The MAC is, usually, HMAC with one of the usual hash functions (mostly MD5, SHA-1 or SHA-256)(with SSLv3, this is not the “true” HMAC but something very similar and, to the best of our knowledge, as secure as HMAC). Encryption will use either a block cipher in CBC mode, or theRC4 stream cipher. Note that, in theory, other kinds of modes or algorithms could be employed, for instance one of these nifty modes which combine encryption and integrity checks; there are even some RFC for that. In practice, though, deployed implementations do not know of these yet, so they do HMAC and CBC. Crucially, the MAC is first computed and appended to the data, and the result is encrypted. This is MAC-then-encrypt and it is actually not a very good idea. The MAC is computed over the concatenation of the (compressed) payload and a sequence number, so that an industrious attacker may not swap records.
The handshake is a protocol which is played within the record protocol. Its goal is to establish the algorithms and keys which are to be used for the records. It consists of messages. Each handshake message begins with a four-byte header, one byte which describes the message type, then three bytes for the message length (big-endian convention). The successive handshake messages are then sent with records tagged with the “handshake” type (first byte of the header of each record has value 22).
Note the layers: the handshake messages, complete with four-byte header, are then sent as records, and each record also has its own header. Furthermore, several handshake messages can be sent within the same record, and a given handshake message can be split over several records. From the point of view of the module which builds the handshake messages, the “records” are just a stream on which bytes can be sent; it is oblivious to the actual split of that stream into records.

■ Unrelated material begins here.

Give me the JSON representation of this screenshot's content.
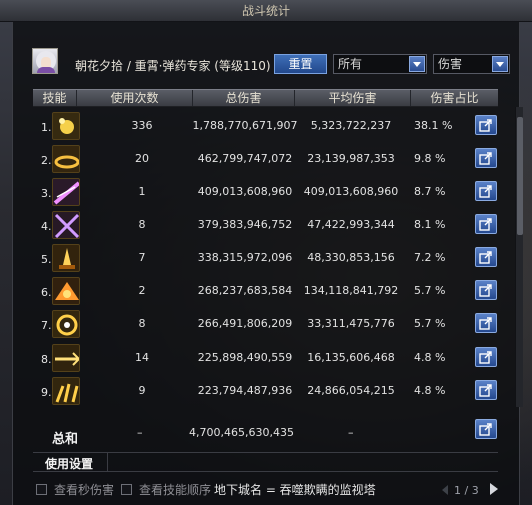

Initially, client and server “agree upon” null encryption with no MAC and null compression. This means that the record they will first send will be sent as cleartext and unprotected.
First message of a handshake is a
ClientHello. It is the message by which the client states its intention to do some SSL. Note that “client” is a symbolic role; it means “the party which speaks first”. It so happens that in the HTTPS context, which is HTTP-within-SSL-within-TCP, all three layers have a notion of “client” and “server”, and they all agree (the TCP client is also the SSL client and the HTTP client), but that’s kind of a coincidence.
ClientHello message contains:
- the maximum protocol version that the client wishes to support;
- the “client random” (32 bytes, out of which 28 are suppose to be generated with a cryptographically strong number generator);
- the “session ID” (in case the client wants to resume a session in an abbreviated handshake, see below);
- the list of “cipher suites” that the client knows of, ordered by client preference;
- the list of compression algorithms that the client knows of, ordered by client preference;
- some optional extensions.
A cipher suite is a 16-bit symbolic identifier for a set of cryptographic algorithms. For instance, the
TLS_RSA_WITH_AES_128_CBC_SHA cipher suite has value 0x002F, and means “records use HMAC/SHA-1 and AES encryption with a 128-bit key, and the key exchange is done by encrypting a random key with the server’s RSA public key”.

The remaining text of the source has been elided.